There is no amenity left in this street tree in Warren Road.

There is no amenity left in this street tree in Warren Road.

Another street thee in Warren Road

Another street tree in Warren Road decimated

The top half of Warren Road, Roach Street & Wrights Avenue Marrickville was the focus of street tree pruning by power company Ausgrid yesterday.  I took these photos at dusk today.

I find it a shame that Ausgrid prunes in this manner because it does appear extreme & often the trees they leave us with have little amenity or beauty left.   Our streetscapes are starting to look very bad & this loss of canopy already has a negative impact on wildlife.  Since the latest round of pruning, we have lost birds in my street because of the loss of food for them.

However, I think the real focus should be on our own Council who chose to plant trees that they knew will grow well into, as well as above the powerlines & therefore, would need pruning by Ausgrid.  It’s like setting the trees & the streetscape up for failure. 

The look for a few years in many sections is saplings that eventually grow into young trees, some faster than others.  Once they reach a certain height the streetscape becomes a line of hacked lob-sided trees with barely any canopy.  It is this look we live with for many years until Council takes them out & starts again.  Currently, it costs $1,000 to plant a new tree. Removing trees is not cheap either.

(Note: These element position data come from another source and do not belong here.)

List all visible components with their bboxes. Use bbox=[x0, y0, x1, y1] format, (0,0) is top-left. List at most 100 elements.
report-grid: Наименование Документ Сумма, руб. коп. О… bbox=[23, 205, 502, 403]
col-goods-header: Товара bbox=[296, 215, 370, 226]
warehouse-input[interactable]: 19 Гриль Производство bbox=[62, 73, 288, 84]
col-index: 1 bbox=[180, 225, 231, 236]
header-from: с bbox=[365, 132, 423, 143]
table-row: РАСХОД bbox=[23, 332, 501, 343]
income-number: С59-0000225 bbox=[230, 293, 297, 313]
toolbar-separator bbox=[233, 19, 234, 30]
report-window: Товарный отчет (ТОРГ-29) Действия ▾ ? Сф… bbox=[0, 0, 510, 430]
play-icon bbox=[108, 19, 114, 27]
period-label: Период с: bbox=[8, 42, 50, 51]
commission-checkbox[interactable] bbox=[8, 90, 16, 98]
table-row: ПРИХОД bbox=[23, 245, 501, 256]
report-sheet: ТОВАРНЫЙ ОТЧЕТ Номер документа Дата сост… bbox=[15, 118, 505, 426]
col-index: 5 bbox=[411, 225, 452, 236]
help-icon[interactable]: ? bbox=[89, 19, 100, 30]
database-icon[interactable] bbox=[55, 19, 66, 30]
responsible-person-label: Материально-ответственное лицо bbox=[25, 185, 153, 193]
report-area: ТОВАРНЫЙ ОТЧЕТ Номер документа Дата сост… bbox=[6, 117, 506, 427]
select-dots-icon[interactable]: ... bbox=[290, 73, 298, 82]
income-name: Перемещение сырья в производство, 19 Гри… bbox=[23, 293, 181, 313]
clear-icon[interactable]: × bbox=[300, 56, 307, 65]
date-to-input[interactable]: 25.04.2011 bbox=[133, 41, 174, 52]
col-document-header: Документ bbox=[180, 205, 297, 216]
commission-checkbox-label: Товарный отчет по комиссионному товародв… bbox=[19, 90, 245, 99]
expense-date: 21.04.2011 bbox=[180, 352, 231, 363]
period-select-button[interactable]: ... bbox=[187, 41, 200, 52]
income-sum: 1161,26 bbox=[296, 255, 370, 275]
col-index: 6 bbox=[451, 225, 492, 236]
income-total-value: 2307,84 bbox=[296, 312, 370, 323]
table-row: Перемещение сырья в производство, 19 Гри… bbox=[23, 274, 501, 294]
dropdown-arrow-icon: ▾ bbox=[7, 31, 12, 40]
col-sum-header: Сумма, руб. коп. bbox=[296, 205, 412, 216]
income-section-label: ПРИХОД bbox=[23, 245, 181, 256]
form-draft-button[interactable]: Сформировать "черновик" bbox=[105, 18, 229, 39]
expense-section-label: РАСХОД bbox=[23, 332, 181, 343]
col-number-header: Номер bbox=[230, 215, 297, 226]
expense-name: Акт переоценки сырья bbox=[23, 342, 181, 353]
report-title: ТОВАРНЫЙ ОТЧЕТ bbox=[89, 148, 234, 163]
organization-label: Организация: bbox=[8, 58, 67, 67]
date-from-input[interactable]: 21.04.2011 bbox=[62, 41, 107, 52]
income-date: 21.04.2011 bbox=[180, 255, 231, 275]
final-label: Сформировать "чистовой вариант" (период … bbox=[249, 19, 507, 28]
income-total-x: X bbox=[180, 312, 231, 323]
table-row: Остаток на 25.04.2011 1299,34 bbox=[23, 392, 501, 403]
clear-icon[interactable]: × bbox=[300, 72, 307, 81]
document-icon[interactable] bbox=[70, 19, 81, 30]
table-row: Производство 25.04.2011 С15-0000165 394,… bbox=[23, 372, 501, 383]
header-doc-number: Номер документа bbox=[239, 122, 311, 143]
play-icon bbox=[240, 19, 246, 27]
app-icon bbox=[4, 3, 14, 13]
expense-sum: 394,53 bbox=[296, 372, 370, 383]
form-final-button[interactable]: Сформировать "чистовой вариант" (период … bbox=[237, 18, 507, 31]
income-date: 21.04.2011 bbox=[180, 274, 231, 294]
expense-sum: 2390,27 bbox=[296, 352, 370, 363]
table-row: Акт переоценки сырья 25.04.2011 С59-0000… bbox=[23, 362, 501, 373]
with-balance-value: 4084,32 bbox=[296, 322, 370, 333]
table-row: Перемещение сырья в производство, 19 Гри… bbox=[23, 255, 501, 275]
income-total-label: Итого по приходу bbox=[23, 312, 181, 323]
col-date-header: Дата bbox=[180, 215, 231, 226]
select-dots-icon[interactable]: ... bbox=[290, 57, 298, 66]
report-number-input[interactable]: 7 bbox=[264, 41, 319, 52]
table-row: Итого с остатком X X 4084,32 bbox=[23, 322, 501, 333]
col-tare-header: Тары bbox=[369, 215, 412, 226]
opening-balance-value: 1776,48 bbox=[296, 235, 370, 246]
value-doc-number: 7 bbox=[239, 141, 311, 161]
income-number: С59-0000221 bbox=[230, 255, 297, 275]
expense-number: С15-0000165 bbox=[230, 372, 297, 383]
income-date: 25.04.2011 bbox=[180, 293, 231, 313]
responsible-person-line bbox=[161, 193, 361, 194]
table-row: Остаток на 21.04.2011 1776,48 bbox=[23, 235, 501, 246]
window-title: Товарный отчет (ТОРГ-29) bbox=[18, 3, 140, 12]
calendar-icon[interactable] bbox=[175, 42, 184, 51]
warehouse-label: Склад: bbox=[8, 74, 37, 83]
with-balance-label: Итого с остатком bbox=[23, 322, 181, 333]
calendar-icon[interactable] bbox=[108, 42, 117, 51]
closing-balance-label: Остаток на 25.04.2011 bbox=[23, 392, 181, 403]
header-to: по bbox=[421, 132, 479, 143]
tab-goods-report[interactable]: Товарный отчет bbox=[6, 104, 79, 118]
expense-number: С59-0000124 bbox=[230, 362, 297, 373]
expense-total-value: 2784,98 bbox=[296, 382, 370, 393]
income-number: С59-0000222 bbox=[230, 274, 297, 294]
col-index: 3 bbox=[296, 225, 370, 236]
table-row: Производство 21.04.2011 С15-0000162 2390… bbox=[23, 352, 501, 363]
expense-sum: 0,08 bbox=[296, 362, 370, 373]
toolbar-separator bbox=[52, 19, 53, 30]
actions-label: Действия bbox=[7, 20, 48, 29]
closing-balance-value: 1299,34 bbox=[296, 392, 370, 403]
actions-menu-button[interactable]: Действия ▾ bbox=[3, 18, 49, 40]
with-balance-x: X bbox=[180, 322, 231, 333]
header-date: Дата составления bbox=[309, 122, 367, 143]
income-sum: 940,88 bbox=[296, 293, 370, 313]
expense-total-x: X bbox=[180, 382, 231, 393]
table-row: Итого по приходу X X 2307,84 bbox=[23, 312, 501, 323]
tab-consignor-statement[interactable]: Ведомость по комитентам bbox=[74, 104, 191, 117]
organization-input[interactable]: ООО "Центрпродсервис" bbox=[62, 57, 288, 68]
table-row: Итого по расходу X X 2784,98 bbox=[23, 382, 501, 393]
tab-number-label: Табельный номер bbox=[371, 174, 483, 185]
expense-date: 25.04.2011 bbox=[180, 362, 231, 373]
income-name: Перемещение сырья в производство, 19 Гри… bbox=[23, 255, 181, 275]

I call this section of Warren Road ‘Tuckeroo Central’ as they are the dominant street tree.   Tuckeroos (Cupaniopsis anacardioides) are a hardy drought & pollution resistant tree that copes with a range of soils, which is why many councils use them – some would say to excess.  The Tuckeroo has non-invasive roots making it an attractive choice as a street tree.  It reaches a height of between 8-15 metres making it unsuitable for planting under powerlines in my opinion.

When planted as a feature tree, it can look fabulous, especially if the council has left the side branches, as it can grow a thick wide round canopy.  There are excellent examples in Paddington, but they don’t mind big street trees in that suburb.

The Red Ash (Alphitonia excelsa) on the left in Roach Street is a short-lived (less than 15 years) tree that can reach a height of 7–35 metres by 5–10 metres.

The Red Ash (Alphitonia excelsa) on the left in Roach Street is a short-lived tree (less than 15 years) that can reach a height of 7–35 metres by 5–10 metres.  Even 7-metres is too tall for under power lines.

Three Tuckeroos in  Wrights Avenue

Three Tuckeroos in Wrights Avenue

This is  Wrights Avenue with Tuckeroos on both sides.  It gives an indication of how tall the trees can reach, though the trees on the left are not fully grown yet.  The trees on the right were pruned yesterday.

This is Wrights Avenue with Tuckeroos on both sides. It gives an indication of how tall the trees can reach, though the trees on the left are not fully grown yet. The trees on the right were pruned yesterday.